How I’m overcoming Imposter Syndrome
I (Larah Yearwood) was hired by Creative Access in October 2020 and I have been dealing with Imposter Syndrome throughout my employment. Here, I share my experience and some tips to help others navigate through the same issue.
Imposter Syndrome is something a lot of people struggle with. It is the internal belief that you are not good enough to be where you are. That you do not deserve to be where you are and that maybe, other people will realise you are not as good as you say you are. A completely false belief that for many of us can impact on our work, life, and relationships.
As a young black woman, I already face challenges in my life and career for where I want to go. Mixing Imposter Syndrome in with this makes life a little more complex. While Imposter Syndrome can vary with people, the general idea that you are not worthy of being where you are normally stays the same.
Before starting as the Marketing Assistant for Creative Access I was furloughed and then made redundant from my previous job, which was just devastating.
Anyone who has been made redundant will know the feeling, especially during the incredibly difficult year that 2020 was. I was lucky enough to actually be unemployed for only two weeks before finding work again at Creative Access.
Although I wasn’t aware at the time, it was then – on securing a new role – that my Imposter Syndrome started. 2020 was a rough year for us all and many people lost jobs. I felt that others who were still unemployed had more skills than I did; had worked for longer than I had; were older than me. And yet it was me that bounced back quickest. It didn’t feel right to me. It felt strange. I felt like I didn’t deserve to be hired so quickly. I carried these feelings with me into my job at Creative Access.
To be clear, I am fully qualified to do my job. I have a degree in English Literature and a master’s degree in Magazine Journalism, as well as lots of work experience. There isn’t a single reason why I can’t do this job. Yet Imposter Syndrome has held me back from achieving my full potential in this role so far. It stopped me from putting ideas forward that I know could and would work. It stopped me from questioning other suggestions. It also stopped me from recognising my own success and achievements in this role.
Instead, I questioned them. I questioned if my ideas were worth listening to and convinced myself that they weren’t. I questioned if I truly deserved the praise I was getting and if the work I’d produced was worthy of any commendation. Some may say I’m naturally hard on myself (and maybe I am) but every time I was praised, I truly felt like I didn’t deserve it. Instead, the praise and acknowledgments that were meant to boost my confidence ended up shattering it.
The self-doubt can be crippling. It wasn’t until I opened up to a colleague about how I was feeling that I was first informed about Imposter Syndrome. I then decided to some research and found that it’s very common. According to a report by Medical News Today, up to 82% of employees are impacted by Imposter Syndrome. 6 in 10 women experience it. Although the figures are eye-opening, I admit I was a little relieved to see that I wasn’t on my own and what I was feeling was recognised.

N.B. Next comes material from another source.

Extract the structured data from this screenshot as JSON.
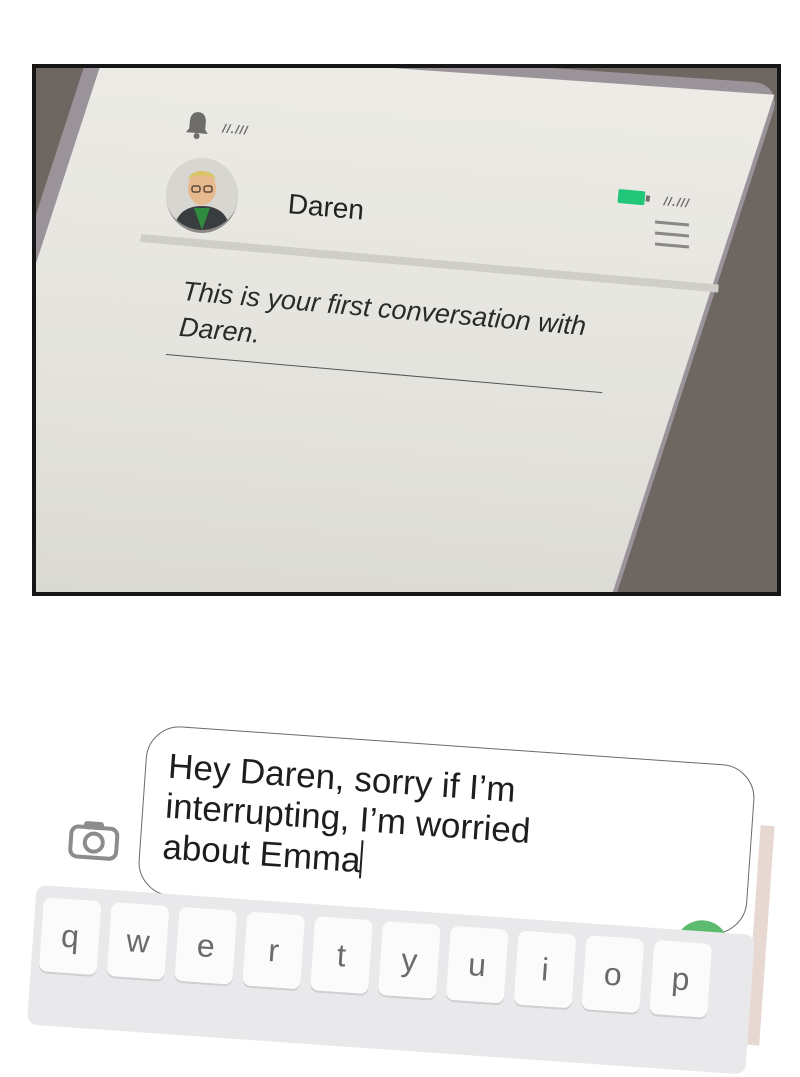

I then decided to attend a training session that Creative Access ran about Imposter Syndrome. During this session, I was able to pinpoint when it first kicked in and what caused it. It allowed me to connect with others who also have similar experiences and realise once again that I’m not alone.
I know this is a journey and I’m gradually learning to let go of these feelings. My hope is that over time they’ll fade completely.
Top tips for anyone struggling with Imposter Syndrome
- If you feel able to, open up about it; Imposter Syndrome is shockingly common, and people will be more understanding than you think
- The more I read about it, the more I related to it and the more I was able to understand that I wasn’t alone.
- Don’t hide away. I thought hiding it and keeping it to myself was the best thing to do. It isn’t.
- Keep track of your success. Having a record will help you to recognise that your achievements are due to your talent and abilities and not just lucky flukes
- Embrace the praise because you deserve it
- Remember no one is perfect. Everyone makes mistakes
- Most importantly, remember your worth. We are not superhuman, but we do have the ability to be great at what we do. You deserve to be where you are.
I still have moments where I question myself and the praise I get, but I’m now able to quickly reassure myself that I do deserve the praise. That I do deserve to where I am today and that I am worthy of this job and what I do. I hope that by reading this, you are able to feel worthy too.